Developing these medicines has generally required many years and a laboratory with highly specialized equipment to grow mammalian cells. These mammalian cells naturally produce glycosylated proteins, but are slow-growing and can be difficult to engineer, limiting the number and diversity of glycosylation structures that can be built and tested.

Jewett's lab has developed cell-free systems that create enzymes needed to create certain proteins, but up until now, these processes could not create glycosylated products without the need to reengineer living cells.

Weston Kightlinger, a PhD student in the Jewett lab, developed a new approach to build, test, and assess sets of enzymes that can modularly build sugars for protein therapeutics. The process involves producing and then mixing and matching enzymes in test tubes to discover and understand which enzymes are needed to build desired sugar structures.

Kightlinger likens the process to building a flying machine. Instead of building a bird, which is complex and difficult to create, humans build airplanes, which are much simpler than birds but can be engineered to fly just the same. "We are pipetting liquids instead of rebuilding cells," he said. "Doing this, you can go from DNA to a glycoprotein in a matter of hours rather than weeks."

In just a few months, Kightlinger used the system to construct 37 pathways, creating 23 unique sugar structures, 18 of which have never been synthesized on proteins.

"We can now mix and match to build biosynthetic pathways an order of magnitude faster than what has been conventionally done," Jewett said. "The dream is to create new-to-nature glycoproteins that could be made on-demand to develop new types of protein medicines."

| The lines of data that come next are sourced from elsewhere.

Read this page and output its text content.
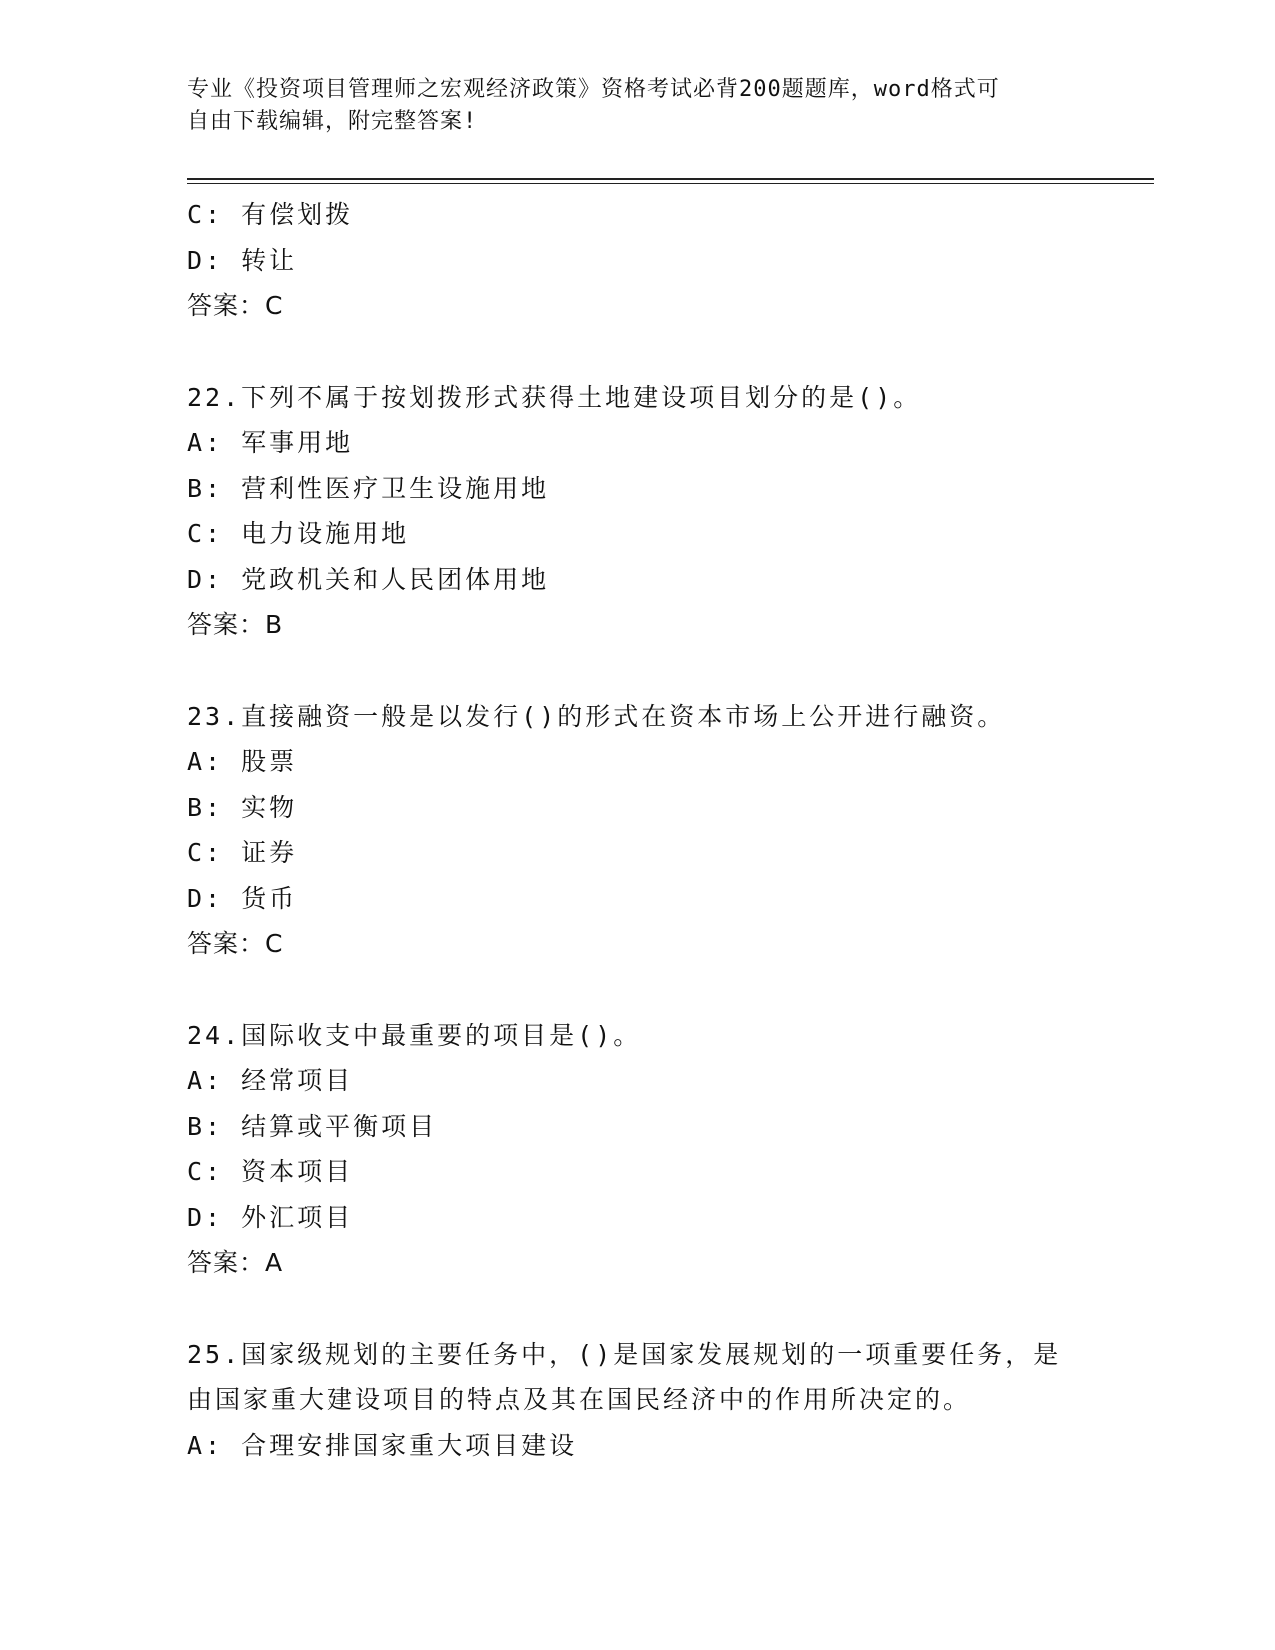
专业《投资项目管理师之宏观经济政策》资格考试必背200题题库，word格式可
自由下载编辑，附完整答案!
C: 有偿划拨
D: 转让
答案：C
22.下列不属于按划拨形式获得土地建设项目划分的是()。
A: 军事用地
B: 营利性医疗卫生设施用地
C: 电力设施用地
D: 党政机关和人民团体用地
答案：B
23.直接融资一般是以发行()的形式在资本市场上公开进行融资。
A: 股票
B: 实物
C: 证券
D: 货币
答案：C
24.国际收支中最重要的项目是()。
A: 经常项目
B: 结算或平衡项目
C: 资本项目
D: 外汇项目
答案：A
25.国家级规划的主要任务中，()是国家发展规划的一项重要任务，是
由国家重大建设项目的特点及其在国民经济中的作用所决定的。
A: 合理安排国家重大项目建设
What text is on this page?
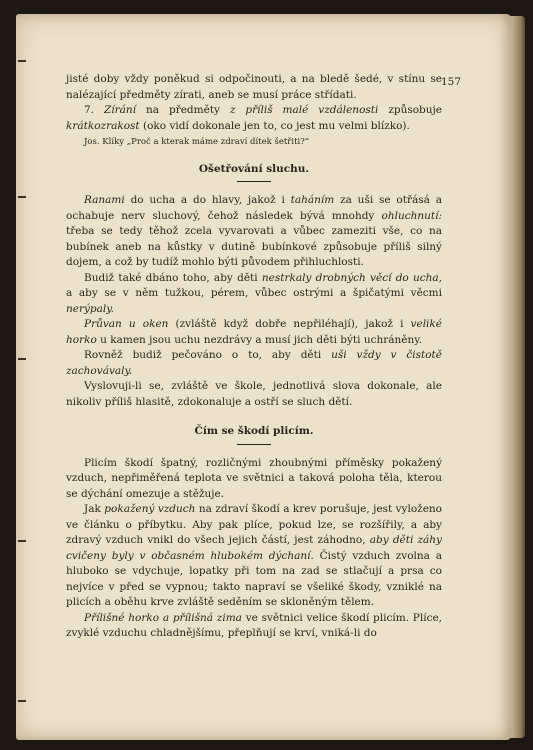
157

jisté doby vždy poněkud si odpočinouti, a na bledě šedé, v stínu se nalézající předměty zírati, aneb se musí práce střídati.

7. Zírání na předměty z příliš malé vzdálenosti způsobuje krátkozrakost (oko vidí dokonale jen to, co jest mu velmi blízko).

Jos. Klíky „Proč a kterak máme zdraví dítek šetřiti?“

Ošetřování sluchu.

Ranami do ucha a do hlavy, jakož i taháním za uši se otřásá a ochabuje nerv sluchový, čehož následek bývá mnohdy ohluchnutí: třeba se tedy těhož zcela vyvarovati a vůbec zameziti vše, co na bubínek aneb na kůstky v dutině bubínkové způsobuje příliš silný dojem, a což by tudíž mohlo býti původem přihluchlosti.

Budiž také dbáno toho, aby děti nestrkaly drobných věcí do ucha, a aby se v něm tužkou, pérem, vůbec ostrými a špičatými věcmi nerýpaly.

Průvan u oken (zvláště když dobře nepřiléhají), jakož i veliké horko u kamen jsou uchu nezdrávy a musí jich děti býti uchráněny.

Rovněž budiž pečováno o to, aby děti uši vždy v čistotě zachovávaly.

Vyslovuji-li se, zvláště ve škole, jednotlivá slova dokonale, ale nikoliv příliš hlasitě, zdokonaluje a ostří se sluch dětí.

Čím se škodí plicím.

Plicím škodí špatný, rozličnými zhoubnými příměsky pokažený vzduch, nepřiměřená teplota ve světnici a taková poloha těla, kterou se dýchání omezuje a stěžuje.

Jak pokažený vzduch na zdraví škodí a krev porušuje, jest vyloženo ve článku o příbytku. Aby pak plíce, pokud lze, se rozšířily, a aby zdravý vzduch vnikl do všech jejich částí, jest záhodno, aby děti záhy cvičeny byly v občasném hlubokém dýchaní. Čistý vzduch zvolna a hluboko se vdychuje, lopatky při tom na zad se stlačují a prsa co nejvíce v před se vypnou; takto napraví se všeliké škody, vzniklé na plicích a oběhu krve zvláště seděním se skloněným tělem.

Přílišné horko a přílišná zima ve světnici velice škodí plicím. Plíce, zvyklé vzduchu chladnějšímu, přeplňují se krví, vniká-li do
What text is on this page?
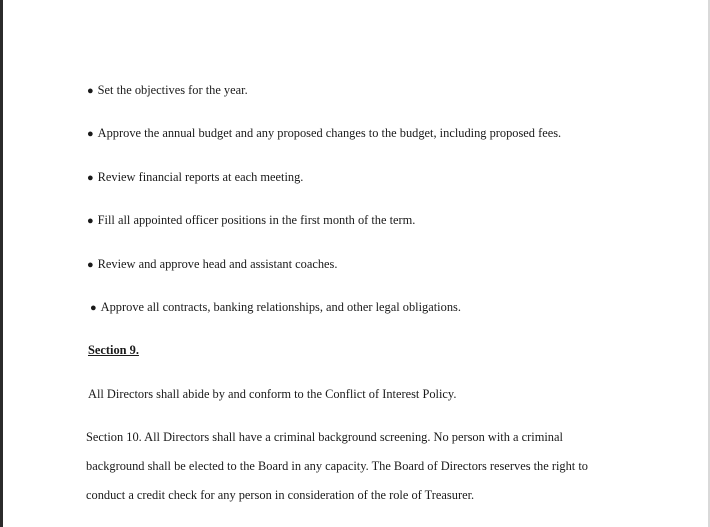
● Set the objectives for the year.
● Approve the annual budget and any proposed changes to the budget, including proposed fees.
● Review financial reports at each meeting.
● Fill all appointed officer positions in the first month of the term.
● Review and approve head and assistant coaches.
● Approve all contracts, banking relationships, and other legal obligations.
Section 9.
All Directors shall abide by and conform to the Conflict of Interest Policy.
Section 10. All Directors shall have a criminal background screening. No person with a criminal
background shall be elected to the Board in any capacity. The Board of Directors reserves the right to
conduct a credit check for any person in consideration of the role of Treasurer.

A new method for developing therapeutics and vaccines

The researchers used this process to develop a protein vaccine candidate modified with a sugar structure that could trigger the immune system, as well as a therapeutic antibody fragment with a sugar that can stabilize proteins as they circulate in the body. Future works will use other pathways developed in this paper to create glycosylated protein vaccines and therapeutics that can target certain areas within the body. The system could also be used to provide modular, on-demand biomanufacturing platforms that provide medicines or vaccines in resource-limited settings.

"Because this system is so robust and simple, it can teach us more about how these sugar structures actually work," Kightlinger said. "That will allow us to optimize them to better understand which of these structures to pursue."